Starting with version 2.0.0, xlrd explicitly removed support for .xlsx files due to security vulnerabilities in how it handled these files in earlier versions (1.2.0 and below). This security concern affects the default engine pandas uses for Excel file operations.

The most secure and up-to-date approach is to:

  1. Ensure you have a recent version of pandas (1.2.0 or later)
  2. Install the openpyxl library:
bash
pip install openpyxl
  1. Explicitly specify the engine when reading Excel files:
python
import pandas as pd
df = pd.read_excel('cat.xlsx', engine='openpyxl')

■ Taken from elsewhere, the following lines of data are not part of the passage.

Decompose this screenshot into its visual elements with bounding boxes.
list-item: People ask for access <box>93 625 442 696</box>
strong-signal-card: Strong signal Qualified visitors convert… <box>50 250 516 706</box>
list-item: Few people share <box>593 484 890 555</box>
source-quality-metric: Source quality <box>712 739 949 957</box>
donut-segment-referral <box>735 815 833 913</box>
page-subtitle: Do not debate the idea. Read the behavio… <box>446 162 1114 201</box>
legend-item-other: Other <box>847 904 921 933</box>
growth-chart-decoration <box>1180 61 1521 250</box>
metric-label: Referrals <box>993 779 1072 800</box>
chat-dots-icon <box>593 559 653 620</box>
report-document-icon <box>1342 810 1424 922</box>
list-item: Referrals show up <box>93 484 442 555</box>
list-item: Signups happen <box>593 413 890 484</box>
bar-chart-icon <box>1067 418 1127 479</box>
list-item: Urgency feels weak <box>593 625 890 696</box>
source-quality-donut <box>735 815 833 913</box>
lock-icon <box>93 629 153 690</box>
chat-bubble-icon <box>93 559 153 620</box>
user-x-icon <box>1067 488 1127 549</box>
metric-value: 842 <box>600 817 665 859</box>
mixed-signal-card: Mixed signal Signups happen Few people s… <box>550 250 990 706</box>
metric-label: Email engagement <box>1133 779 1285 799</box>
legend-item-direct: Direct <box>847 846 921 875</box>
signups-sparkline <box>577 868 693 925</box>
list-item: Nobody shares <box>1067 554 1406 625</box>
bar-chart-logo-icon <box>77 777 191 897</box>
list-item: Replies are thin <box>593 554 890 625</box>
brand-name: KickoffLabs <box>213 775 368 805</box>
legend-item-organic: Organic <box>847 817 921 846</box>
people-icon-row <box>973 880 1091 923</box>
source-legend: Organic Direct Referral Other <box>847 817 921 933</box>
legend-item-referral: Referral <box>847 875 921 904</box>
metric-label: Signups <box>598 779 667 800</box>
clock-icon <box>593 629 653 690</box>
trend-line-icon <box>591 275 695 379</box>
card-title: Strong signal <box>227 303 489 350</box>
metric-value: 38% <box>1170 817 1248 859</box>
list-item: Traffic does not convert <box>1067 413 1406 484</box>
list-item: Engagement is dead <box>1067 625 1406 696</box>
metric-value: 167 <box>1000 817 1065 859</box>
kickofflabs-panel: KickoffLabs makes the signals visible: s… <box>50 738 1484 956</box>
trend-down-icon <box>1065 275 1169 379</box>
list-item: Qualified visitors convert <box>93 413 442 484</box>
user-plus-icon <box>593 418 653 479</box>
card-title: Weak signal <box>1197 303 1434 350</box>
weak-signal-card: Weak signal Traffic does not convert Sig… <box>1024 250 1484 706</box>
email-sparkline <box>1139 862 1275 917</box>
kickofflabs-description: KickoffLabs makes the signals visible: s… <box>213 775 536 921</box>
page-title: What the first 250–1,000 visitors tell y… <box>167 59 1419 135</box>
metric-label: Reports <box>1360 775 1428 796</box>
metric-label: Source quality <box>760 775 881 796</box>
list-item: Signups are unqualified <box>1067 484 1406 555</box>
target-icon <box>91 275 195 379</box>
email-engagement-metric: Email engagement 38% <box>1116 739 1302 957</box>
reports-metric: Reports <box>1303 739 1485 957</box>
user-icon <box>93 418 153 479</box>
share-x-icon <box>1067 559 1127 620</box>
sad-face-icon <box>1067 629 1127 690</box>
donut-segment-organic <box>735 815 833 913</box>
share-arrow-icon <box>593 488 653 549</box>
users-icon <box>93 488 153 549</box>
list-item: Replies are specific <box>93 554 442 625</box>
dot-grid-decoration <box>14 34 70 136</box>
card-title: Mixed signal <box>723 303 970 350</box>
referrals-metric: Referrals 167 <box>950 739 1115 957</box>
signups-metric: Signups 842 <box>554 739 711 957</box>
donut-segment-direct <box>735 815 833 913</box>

Solution 2: Upgrade pandas

Recent versions of pandas (≥1.2.0) have improved Excel file handling. Simply upgrading pandas may resolve the issue:

bash
pip install --upgrade pandas

Solution 3: Using ExcelFile constructor with openpyxl

If you need to work with multiple worksheets, use the ExcelFile constructor:

python
import pandas as pd

xlsx = pd.ExcelFile('cat.xlsx', engine='openpyxl')
df = pd.read_excel(xlsx, sheet_name='Sheet1')

SECURITY WARNING

Avoid downgrading xlrd to version 1.2.0 as suggested in some older answers. This version has known security vulnerabilities that could expose your system to risks when processing malicious Excel files.

Version Compatibility

The following table shows the compatibility between pandas versions and Excel file formats:

Pandas Version.xls Support.xlsx SupportRecommended Engine
< 1.0.1xlrdxlrd (v1.2.0)Not recommended
1.0.1 - 1.1.xxlrdopenpyxlopenpyxl
≥ 1.2.0xlrdopenpyxlopenpyxl

Best Practices

  1. Always specify the engine explicitly when reading Excel files to avoid unexpected behavior
  2. Keep pandas updated to benefit from the latest security patches and features
  3. Use openpyxl for .xlsx files and xlrd for legacy .xls files
  4. Avoid modifying pandas source code as suggested in some answers, as this creates maintenance issues

Common Use Cases

Reading multiple sheets

python
# Using ExcelFile for multiple operations
excel_file = pd.ExcelFile('data.xlsx', engine='openpyxl')

# Read specific sheets
df1 = pd.read_excel(excel_file, sheet_name='Sheet1')
df2 = pd.read_excel(excel_file, sheet_name='Sheet2')

Reading with additional options

python
# Read with specific options
df = pd.read_excel('data.xlsx', 
                   engine='openpyxl',
                   sheet_name='Sheet1',
                   header=0,
                   usecols='A:C',
                   skiprows=1)

Troubleshooting

If you continue to experience issues:

  1. Verify your pandas version:
python
import pandas as pd
print(pd.__version__)
  1. Check installed dependencies:
bash
pip list | grep -E "pandas|xlrd|openpyxl"
  1. Ensure the Excel file isn't corrupted by trying to open it with Excel or another spreadsheet application

By following these guidelines, you can reliably work with Excel files in pandas while maintaining security and performance standards.